Возможно, речь должна идти не о рефлексивности, а о судьбе интеллектуализма в московском искусстве. Но опять-таки, нельзя сказать, что новые художники в меньшей степени интеллектуальны, чем концептуалисты, даже поколения П.  Пепперштейна, и хуже ориентируются в актуальной философской и эстетической проблематике. Ведь у Осмоловского Делез и Гваттари не сходят с уст.
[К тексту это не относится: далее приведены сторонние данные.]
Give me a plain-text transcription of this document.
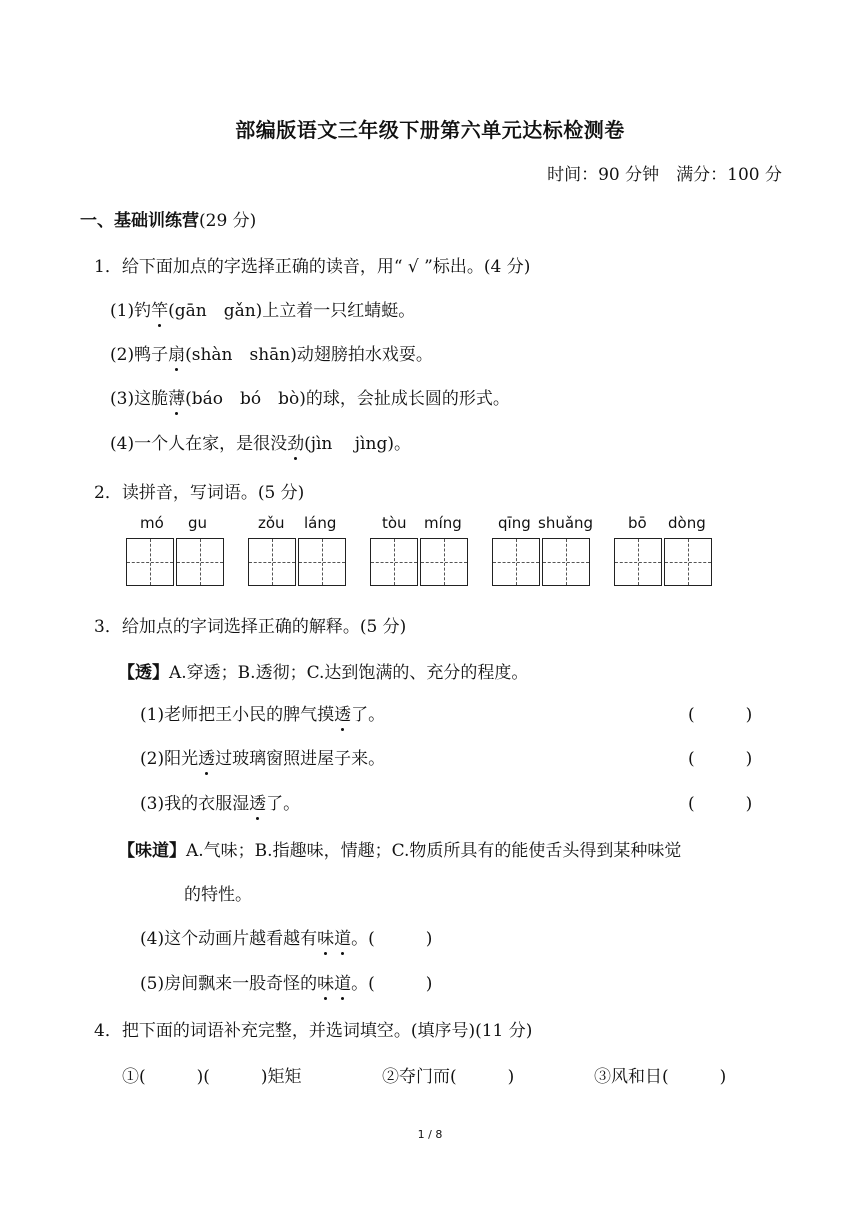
部编版语文三年级下册第六单元达标检测卷
时间：90 分钟　满分：100 分
一、基础训练营(29 分)
1．给下面加点的字选择正确的读音，用“ √ ”标出。(4 分)
(1)钓竿(gān　gǎn)上立着一只红蜻蜓。
(2)鸭子扇(shàn　shān)动翅膀拍水戏耍。
(3)这脆薄(báo　bó　bò)的球，会扯成长圆的形式。
(4)一个人在家，是很没劲(jìn　 jìng)。
2．读拼音，写词语。(5 分)
mó gu	zǒu láng	tòu míng qīng shuǎng bō dòng
3．给加点的字词选择正确的解释。(5 分)
【透】A.穿透；B.透彻；C.达到饱满的、充分的程度。
(1)老师把王小民的脾气摸透了。	(　　　)
(2)阳光透过玻璃窗照进屋子来。	(　　　)
(3)我的衣服湿透了。	(　　　)
【味道】A.气味；B.指趣味，情趣；C.物质所具有的能使舌头得到某种味觉
的特性。
(4)这个动画片越看越有味道。(　　　)
(5)房间飘来一股奇怪的味道。(　　　)
4．把下面的词语补充完整，并选词填空。(填序号)(11 分)
①(　　　)(　　　)矩矩	②夺门而(　　　)	③风和日(　　　)
1 / 8
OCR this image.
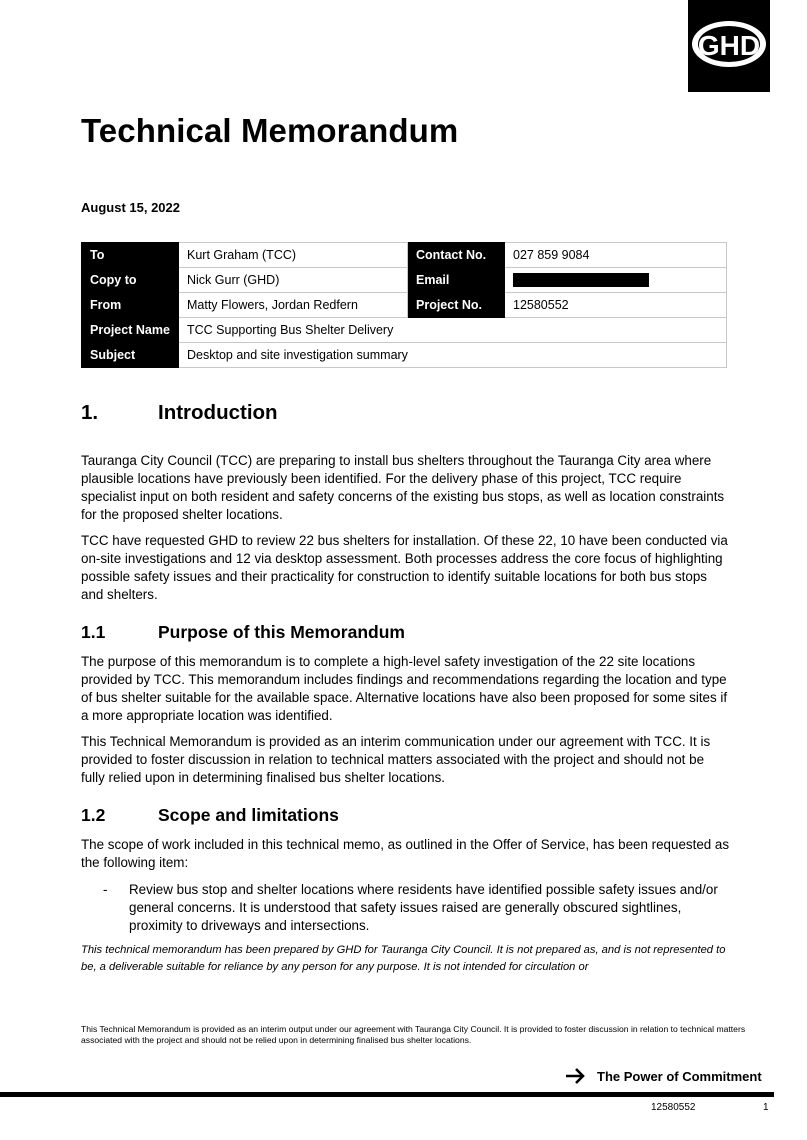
GHD
Technical Memorandum
August 15, 2022
To	Kurt Graham (TCC)	Contact No.	027 859 9084
Copy to	Nick Gurr (GHD)	Email	
From	Matty Flowers, Jordan Redfern	Project No.	12580552
Project Name	TCC Supporting Bus Shelter Delivery		
Subject	Desktop and site investigation summary		
1.	Introduction

Tauranga City Council (TCC) are preparing to install bus shelters throughout the Tauranga City area where plausible locations have previously been identified. For the delivery phase of this project, TCC require specialist input on both resident and safety concerns of the existing bus stops, as well as location constraints for the proposed shelter locations.

TCC have requested GHD to review 22 bus shelters for installation. Of these 22, 10 have been conducted via on-site investigations and 12 via desktop assessment. Both processes address the core focus of highlighting possible safety issues and their practicality for construction to identify suitable locations for both bus stops and shelters.

1.1	Purpose of this Memorandum

The purpose of this memorandum is to complete a high-level safety investigation of the 22 site locations provided by TCC. This memorandum includes findings and recommendations regarding the location and type of bus shelter suitable for the available space. Alternative locations have also been proposed for some sites if a more appropriate location was identified.

This Technical Memorandum is provided as an interim communication under our agreement with TCC. It is provided to foster discussion in relation to technical matters associated with the project and should not be fully relied upon in determining finalised bus shelter locations.

1.2	Scope and limitations

The scope of work included in this technical memo, as outlined in the Offer of Service, has been requested as the following item:

- Review bus stop and shelter locations where residents have identified possible safety issues and/or general concerns. It is understood that safety issues raised are generally obscured sightlines, proximity to driveways and intersections.

This technical memorandum has been prepared by GHD for Tauranga City Council. It is not prepared as, and is not represented to be, a deliverable suitable for reliance by any person for any purpose. It is not intended for circulation or

This Technical Memorandum is provided as an interim output under our agreement with Tauranga City Council. It is provided to foster discussion in relation to technical matters associated with the project and should not be relied upon in determining finalised bus shelter locations.

The Power of Commitment
12580552	1
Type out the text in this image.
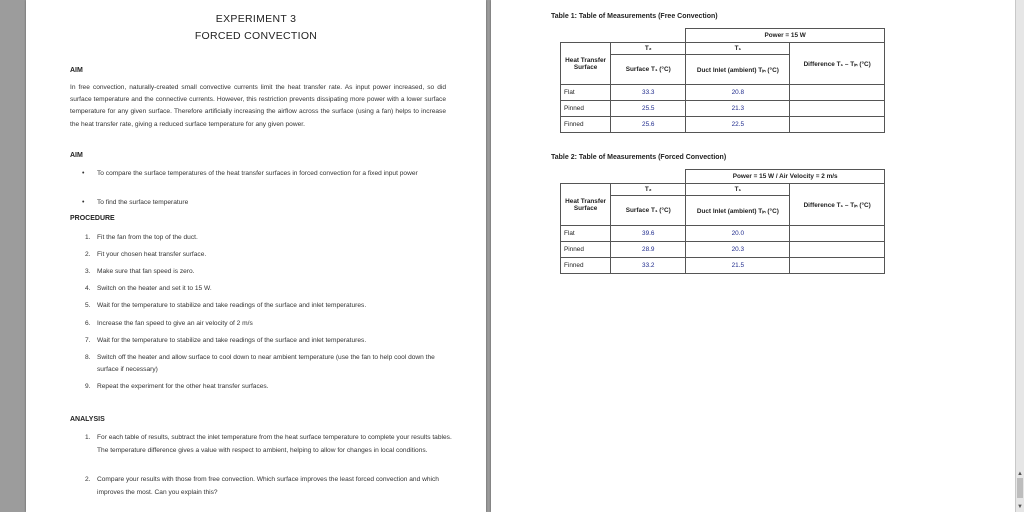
EXPERIMENT 3
FORCED CONVECTION
AIM
In free convection, naturally-created small convective currents limit the heat transfer rate. As input power increased, so did surface temperature and the connective currents. However, this restriction prevents dissipating more power with a lower surface temperature for any given surface. Therefore artificially increasing the airflow across the surface (using a fan) helps to increase the heat transfer rate, giving a reduced surface temperature for any given power.
AIM
• To compare the surface temperatures of the heat transfer surfaces in forced convection for a fixed input power
• To find the surface temperature
PROCEDURE
1. Fit the fan from the top of the duct.
2. Fit your chosen heat transfer surface.
3. Make sure that fan speed is zero.
4. Switch on the heater and set it to 15 W.
5. Wait for the temperature to stabilize and take readings of the surface and inlet temperatures.
6. Increase the fan speed to give an air velocity of 2 m/s
7. Wait for the temperature to stabilize and take readings of the surface and inlet temperatures.
8. Switch off the heater and allow surface to cool down to near ambient temperature (use the fan to help cool down the surface if necessary)
9. Repeat the experiment for the other heat transfer surfaces.
ANALYSIS
1. For each table of results, subtract the inlet temperature from the heat surface temperature to complete your results tables. The temperature difference gives a value with respect to ambient, helping to allow for changes in local conditions.
2. Compare your results with those from free convection. Which surface improves the least forced convection and which improves the most. Can you explain this?
Table 1: Table of Measurements (Free Convection)
		Power = 15 W	
Heat Transfer Surface	T₂	T₁	Difference T₁ – Tᵢₙ (°C)
	Surface T₁ (°C)	Duct Inlet (ambient) Tᵢₙ (°C)	
Flat	33.3	20.8	
Pinned	25.5	21.3	
Finned	25.6	22.5	
Table 2: Table of Measurements (Forced Convection)
		Power = 15 W / Air Velocity = 2 m/s	
Heat Transfer Surface	T₂	T₁	Difference T₁ – Tᵢₙ (°C)
	Surface T₁ (°C)	Duct Inlet (ambient) Tᵢₙ (°C)	
Flat	39.6	20.0	
Pinned	28.9	20.3	
Finned	33.2	21.5	
▲
▼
Если и виден разрыв поколений, то скорее в классовом измерении. Концептуалисты положительно относились к системе ценностей и предрассудков российской интеллигенции, которая, правда, коммунистами даже за класс не признавалась, а считалась лишь социальной прослойкой. Интеллигенция – термин русского происхождения, в котором сочетаются в обязательном порядке образованность с воспитанностью, интеллектуальность с моральными качествами. Не надо обладать глубокими социологическими познаниями, чтобы понять, что все эти замечательные качества можно приобрести только в хорошо темперированном общественном устройстве, в условиях социальной стабильности, и «эпоха застоя», может быть, – идеальное время для интеллигентного человека. И, попытавшись однажды стать интеллигентным человеком, художник не может даже в изменившихся обстоятельствах быстро избавиться от своей нравственно-психологической развитости. Я не хочу всем этим сказать, что концептуализм и интеллигентность – это синонимы, но есть основания полагать, что «Последнее табу», которое охраняет (и одновременно нарушает) персонаж Кулика в его самом брутальном хеппенинге, – это те табу, та система запретов, которая существовала для русской интеллигенции в советские времена, система, которую она хотела разделить со всем цивилизованным миром и понятная, вообще говоря, любому здравомыслящему человеку. Просто тоталитарный контекст сделал в России свод социальных целей и ценностей гораздо более выявленным в сознании и поведении, чем это делает демократический контекст, и «интеллигентность» стала в нашей стране последней идеологией.

Поскольку все новое является таковым лишь по отношению к традиции, то художник вынужден искать такую традицию и рефлектировать над ней. Для соц-арта и концептуализма такой традицией была вся официальная советская семиотика, а язык ее описания был синтезирован на основе наблюдений над языками европейского и американского модернизма. Что является традицией для Кулика и других московских акционистов? Представляется, что речь должна идти о семиотике Тартуской школы, русском структурализме Лотмана и Успенского, Иванова и Топорова, потому что именно эта школа создала теорию сознания русской интеллигенции. Эта теория стала единственной полноценной традицией интеллектуализма в советской послевоенной культуре, репрезентировавшей альтернативное научное и философское мышление.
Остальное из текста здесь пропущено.